I hope you won't try to solve the differential equation from scratch!${}^{1}$
If you just plug in the given $x(t)$ into the equation, what do we get? \begin{align*} x(t) & = a\sin(t) + b\cos (t)\\ x'(t) &= a\cos(t) - b\sin(t)\\ x''(t) &= -a\sin(t) -b\cos(t)\\ \frac{d^2 x}{dt^2} - \frac{dx}{dt} - x &= (-a\sin t-b\cos t) - (a\cos t - b\sin t) - (a\sin t + b\cos t)\\ &= (-2a+b)\sin t + (-2b-a)\cos t. \end{align*} Since you know that this is a solution, you should get $\cos t$. That tells you something about the coefficients of $\sin t$ and $\cos t$ that you got by plugging in. Does it look like a system of linear equations?

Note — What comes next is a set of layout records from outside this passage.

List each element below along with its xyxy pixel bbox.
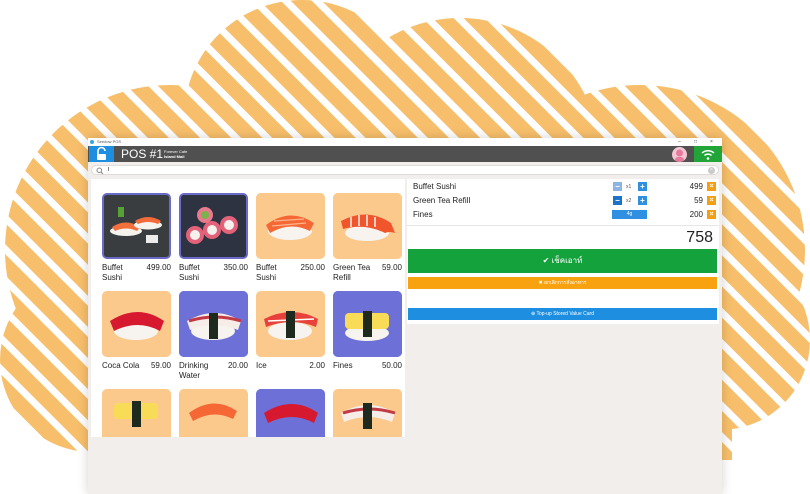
- product-name: Buffet Sushi: [256, 263, 277, 282]
- product-image-buffet-sushi: [102, 193, 171, 259]
- topup-label: Top-up Stored Value Card: [536, 311, 594, 317]
- remove-item-icon[interactable]: ×: [707, 210, 716, 219]
- product-image-buffet-sushi-rolls: [179, 193, 248, 259]
- product-image-tuna-nigiri: [102, 291, 171, 357]
- mall-name: Island Mall: [164, 154, 185, 159]
- product-price: 2.00: [309, 361, 325, 370]
- wifi-icon: [701, 149, 715, 160]
- product-price: 59.00: [150, 361, 171, 370]
- cart-item-name: Green Tea Refill: [413, 196, 471, 205]
- cancel-order-button[interactable]: ✖ ยกเลิกการสั่งอาหาร: [408, 277, 717, 289]
- clear-search-icon[interactable]: ×: [708, 167, 715, 174]
- unlock-button[interactable]: [89, 146, 114, 162]
- cart-divider: [407, 225, 719, 226]
- order-total: 758: [686, 229, 713, 246]
- product-image-shrimp-nigiri: [333, 193, 402, 259]
- product-name: Coca Cola: [102, 361, 140, 370]
- cart-item-qty: x1: [626, 184, 632, 190]
- order-cart-panel: Buffet Sushi − x1 + 499 × Green Tea Refi…: [407, 179, 719, 324]
- product-price: 250.00: [300, 263, 325, 272]
- pos-application-window: Seedow POS – □ × POS #1 Forever Cafe Isl…: [88, 138, 722, 494]
- increase-qty-button[interactable]: +: [638, 196, 647, 205]
- product-price: 50.00: [381, 361, 402, 370]
- product-name: Green Tea Refill: [333, 263, 371, 282]
- topup-stored-value-button[interactable]: ⊕ Top-up Stored Value Card: [408, 308, 717, 320]
- pos-terminal-title: POS #1: [121, 147, 164, 161]
- product-price: 59.00: [381, 263, 402, 272]
- cart-item-name: Fines: [413, 210, 433, 219]
- cancel-order-label: ยกเลิกการสั่งอาหาร: [544, 280, 587, 286]
- product-image-tamago: [102, 389, 171, 437]
- cart-item-price: 499: [689, 182, 703, 191]
- product-image-tamago-nigiri: [333, 291, 402, 357]
- product-grid: Buffet Sushi 499.00 Buffet Sushi 350.00 …: [91, 179, 405, 437]
- product-image-tuna: [256, 389, 325, 437]
- fine-weight-badge[interactable]: 4g: [612, 210, 647, 219]
- decrease-qty-button[interactable]: −: [613, 196, 622, 205]
- close-icon[interactable]: ×: [710, 138, 713, 146]
- maximize-icon[interactable]: □: [694, 138, 697, 146]
- app-logo-icon: [90, 140, 94, 144]
- checkout-label: เช็คเอาท์: [551, 256, 583, 265]
- product-search-bar[interactable]: ×: [91, 165, 719, 175]
- decrease-qty-button[interactable]: −: [613, 182, 622, 191]
- pos-header: POS #1 Forever Cafe Island Mall: [88, 146, 722, 162]
- product-price: 499.00: [146, 263, 171, 272]
- product-name: Drinking Water: [179, 361, 209, 380]
- search-input[interactable]: [108, 166, 688, 174]
- product-price: 350.00: [223, 263, 248, 272]
- product-image-octopus-nigiri: [179, 291, 248, 357]
- check-icon: ✔: [542, 256, 550, 265]
- user-avatar[interactable]: [672, 147, 687, 162]
- window-title: Seedow POS: [97, 139, 122, 144]
- product-image-octopus: [333, 389, 402, 437]
- cart-item[interactable]: Green Tea Refill − x2 + 59 ×: [407, 195, 719, 207]
- product-name: Ice: [256, 361, 267, 370]
- store-location: Forever Cafe Island Mall: [164, 149, 187, 159]
- product-image-salmon: [179, 389, 248, 437]
- product-image-crab-nigiri: [256, 291, 325, 357]
- cart-item[interactable]: Fines 4g 200 ×: [407, 209, 719, 221]
- minimize-icon[interactable]: –: [678, 138, 681, 146]
- search-icon: [96, 167, 104, 175]
- product-name: Buffet Sushi: [179, 263, 200, 282]
- screenshot-stage: Seedow POS – □ × POS #1 Forever Cafe Isl…: [0, 0, 810, 494]
- product-image-salmon-nigiri: [256, 193, 325, 259]
- cart-item[interactable]: Buffet Sushi − x1 + 499 ×: [407, 181, 719, 193]
- cart-item-qty: x2: [626, 198, 632, 204]
- product-name: Buffet Sushi: [102, 263, 123, 282]
- cart-item-price: 59: [694, 196, 703, 205]
- increase-qty-button[interactable]: +: [638, 182, 647, 191]
- plus-circle-icon: ⊕: [531, 311, 536, 317]
- checkout-button[interactable]: ✔ เช็คเอาท์: [408, 249, 717, 273]
- window-titlebar: Seedow POS – □ ×: [88, 138, 722, 146]
- product-price: 20.00: [227, 361, 248, 370]
- product-name: Fines: [333, 361, 353, 370]
- cart-item-name: Buffet Sushi: [413, 182, 456, 191]
- unlock-icon: [97, 146, 106, 160]
- wifi-status-button[interactable]: [694, 146, 722, 162]
- cancel-icon: ✖: [538, 280, 543, 286]
- remove-item-icon[interactable]: ×: [707, 182, 716, 191]
- remove-item-icon[interactable]: ×: [707, 196, 716, 205]
- cart-item-price: 200: [689, 210, 703, 219]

${}^1$: Happens every semester that I teach Calculus II; the book has early mention of Differential Equations as something integrals will be good for, but the students don't have the tools yet to solve even the most simple differential equations. A few problems ask the students to verify that a certain function is a solution, or to find conditions on certain parameters for a given function to be a solution, and invariably 99% of the students have a pavlovian response and try to solve the given equation and if successful compare the solution they find with the given solution, instead of simply plugging in the given answer to check if it works. This happens even though I tell them that to check something is a solution you don't need to solve, even though I do examples on the board before the homework is due, even though I give them quiz problems that specifically say things like "even though you cannot yet find the general solution to this equation"... Sigh.